En marge de l’Africa Forward Summit à Nairobi, la République démocratique du Congo a présenté les réformes engagées par le gouvernement dans le secteur de la santé publique depuis l’accession de Félix Tshisekedi à la présidence en 2019.
Intervenant lors d’un échange consacré au renforcement et au financement des systèmes de santé, le Chef de l’État a notamment cité la Couverture santé universelle (CSU), évaluée à plus de 42 millions de dollars, la Taxe de promotion de la santé (TPS), destinée à mobiliser au moins 150 millions de dollars, ainsi que la mise en place de l’Assurance maladie obligatoire, financée par une contribution solidaire de 2,5 % sur les salaires.
Selon la présidence, « ces efforts permettent de passer d’un système de santé assisté à un système de santé financé souverainement ».
Lors de la XIIᵉ Conférence des gouverneurs de provinces, tenue en juin 2025 à Kolwezi dans la province du Lualaba, Félix Tshisekedi avait annoncé la mise en œuvre progressive de l’assurance maladie obligatoire en RDC, afin d’améliorer l’accès aux soins pour tous.
Cette décision se fonde sur un dialogue social inclusif, conduit dans le cadre du Conseil national du travail, ayant permis de définir des modalités de cotisation équitables.
Pour le secteur formel, le mécanisme contributif repose sur une répartition employeur-employé : 2 % à la charge de l’employeur et 0,5 % à la charge de l’employé soit un total de 2,5 %.
Selon le ministère de la Santé publique, ce choix traduit une volonté d’équité en faisant porter une part plus importante de l’effort par l’employeur.
Pour illustrer le mécanisme, la cellule de communication du ministère avance notamment l’exemple d’un salarié rémunéré au salaire minimum. Avec un revenu estimé à 130 dollars par mois et un ménage de cinq personnes, la contribution du salarié serait de 3,25 dollars, contre 13 dollars pour l’employeur, soit 16,25 dollars au total par mois.
À un niveau de revenu plus élevé, pour un salarié percevant 2 000 dollars par mois (toujours avec une famille de cinq personnes), la contribution du salarié atteindrait 50 dollars, contre 200 dollars pour l’employeur, soit 250 dollars au total.
Dans ce contexte, la progressivité permettra d’ajuster l’effort selon la capacité financière, dans une logique de solidarité mieux répartie.
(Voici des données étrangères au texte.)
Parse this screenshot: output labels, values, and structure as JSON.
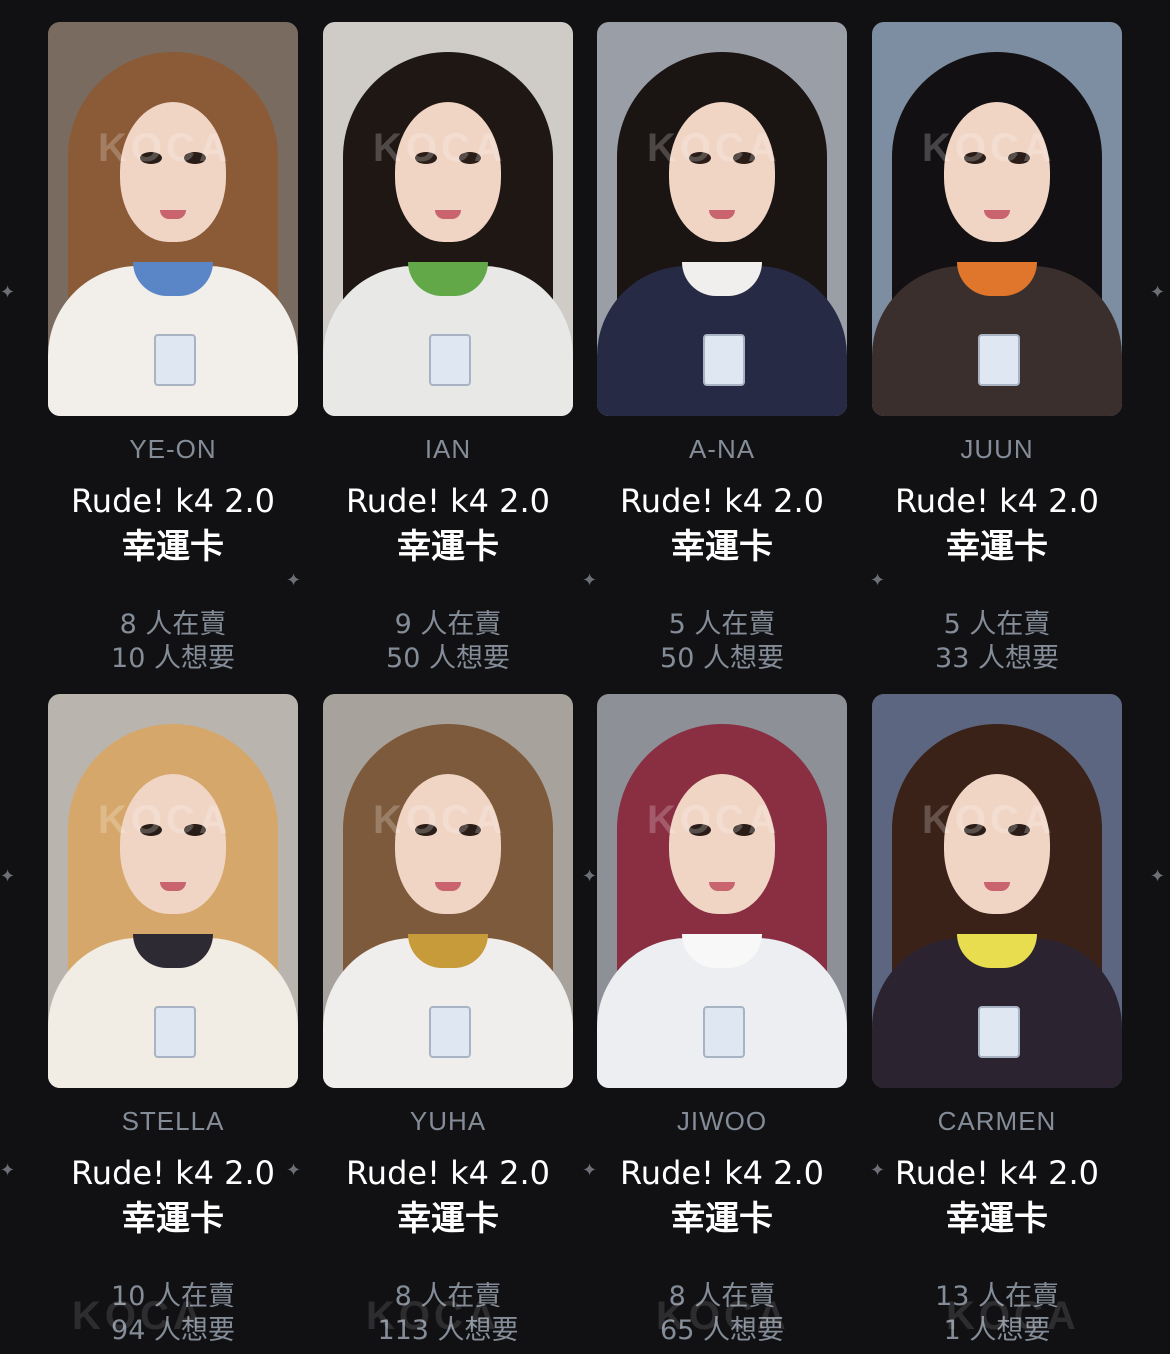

À l’échelle nationale, les perspectives seraient importantes. Sur la base de l’hypothèse de 1 million de travailleurs cotisants, le dispositif pourrait mobiliser 16 250 000 dollars par mois (sur la base de 16,25 dollars par mois et par cotisant), sous réserve d’une application effective, d’un élargissement du dispositif et de sa durabilité.
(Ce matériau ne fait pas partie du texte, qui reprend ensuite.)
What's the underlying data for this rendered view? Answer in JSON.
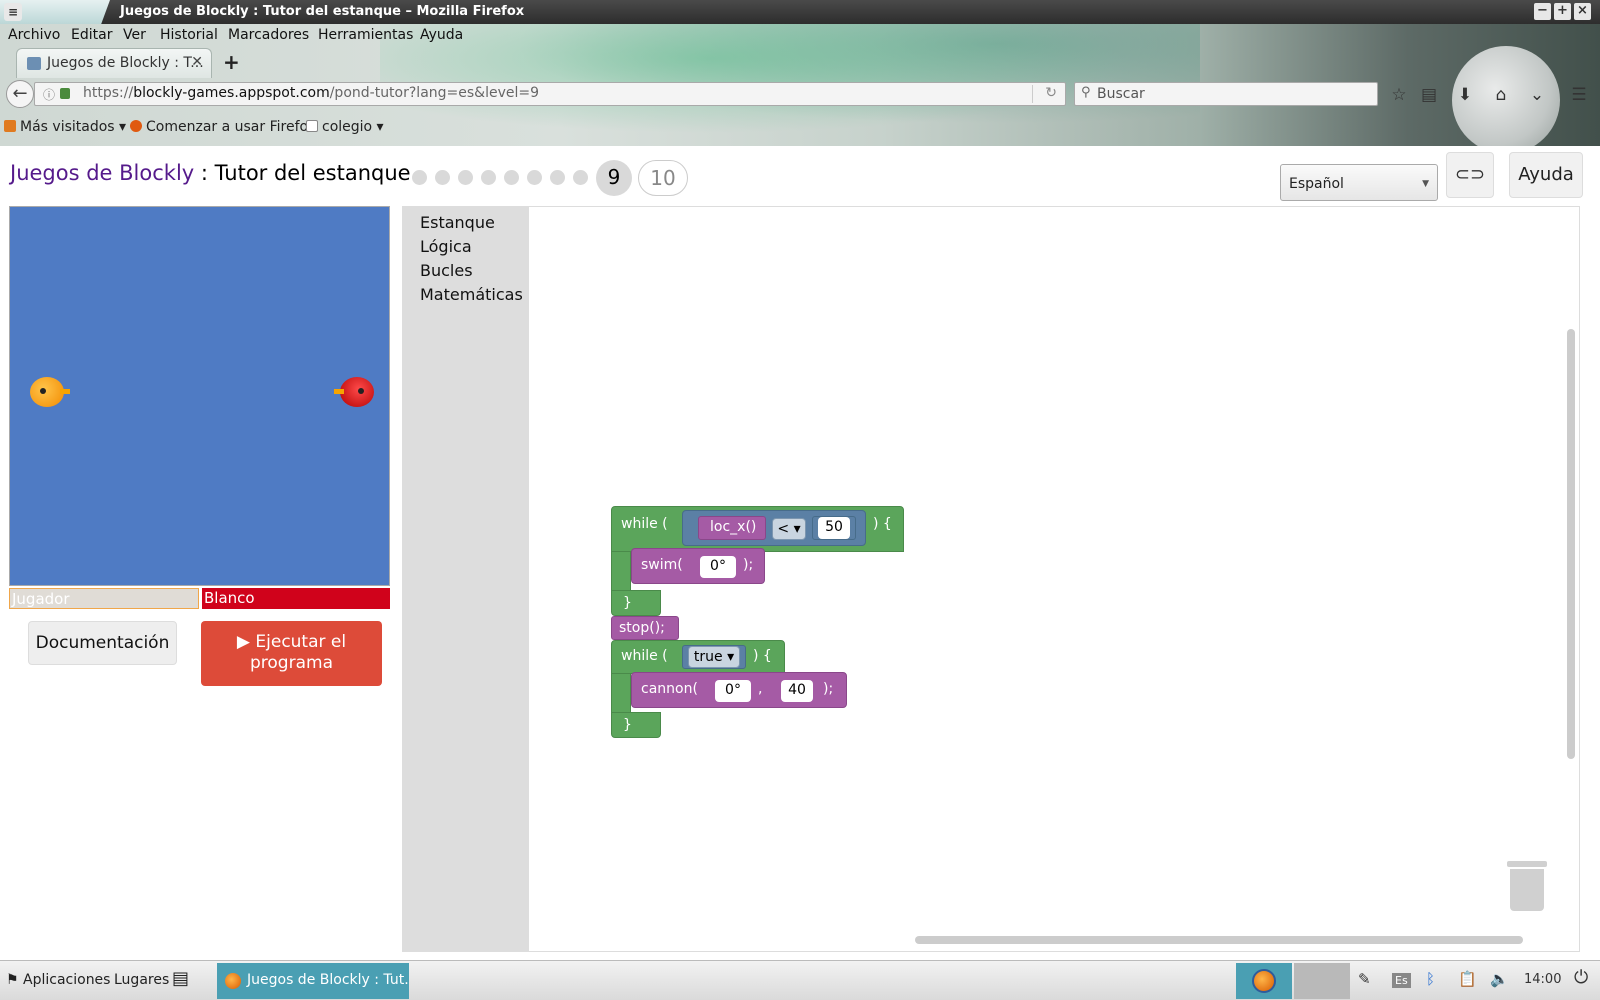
{
  "window": {
    "title": "Juegos de Blockly : Tutor del estanque – Mozilla Firefox"
  },
  "menubar": [
    "Archivo",
    "Editar",
    "Ver",
    "Historial",
    "Marcadores",
    "Herramientas",
    "Ayuda"
  ],
  "tab": {
    "label": "Juegos de Blockly : T..."
  },
  "urlbar": {
    "scheme": "https://",
    "host": "blockly-games.appspot.com",
    "path": "/pond-tutor?lang=es&level=9"
  },
  "search": {
    "placeholder": "Buscar"
  },
  "bookmarks": [
    "Más visitados",
    "Comenzar a usar Firefox",
    "colegio"
  ],
  "page": {
    "title_link": "Juegos de Blockly",
    "title_sep": " : ",
    "title_rest": "Tutor del estanque",
    "levels": {
      "completed_count": 8,
      "current": "9",
      "next": "10"
    },
    "language": "Español",
    "help_label": "Ayuda",
    "player_label": "Jugador",
    "target_label": "Blanco",
    "doc_button": "Documentación",
    "run_button": "Ejecutar el programa"
  },
  "toolbox": [
    "Estanque",
    "Lógica",
    "Bucles",
    "Matemáticas"
  ],
  "blocks": {
    "while1": {
      "kw": "while (",
      "close": ") {",
      "cond_fn": "loc_x()",
      "op": "<",
      "value": "50"
    },
    "swim": {
      "fn": "swim(",
      "arg": "0°",
      "end": ");"
    },
    "brace1": "}",
    "stop": "stop();",
    "while2": {
      "kw": "while (",
      "close": ") {",
      "cond": "true"
    },
    "cannon": {
      "fn": "cannon(",
      "arg1": "0°",
      "sep": ",",
      "arg2": "40",
      "end": ");"
    },
    "brace2": "}"
  },
  "taskbar": {
    "apps": "Aplicaciones",
    "places": "Lugares",
    "task": "Juegos de Blockly : Tut...",
    "keyboard": "Es",
    "clock": "14:00"
  }
}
Les militaires, policiers et agents de la fonction publique sont parmi les premiers bénéficiaires, dans l’objectif de réduire progressivement la dépendance à l’aide internationale.
Le Président Tshisekedi avait indiqué que la réforme vise à élargir l’accès aux soins, renforcer la protection financière des ménages et mobiliser des ressources domestiques.
« C’est un acte de justice sociale et de reconnaissance envers ceux qui protègent notre pays », avait-il expliqué.
De son avis, cette décision s’appuie sur les résultats » positifs » obtenus grâce à la gratuité de la maternité et à la prise en charge des nouveau-nés, le premier volet du programme de Couverture santé universelle (CSU).
Depuis septembre 2023, cette gratuité a été instaurée à Kinshasa puis étendue à d’autres provinces.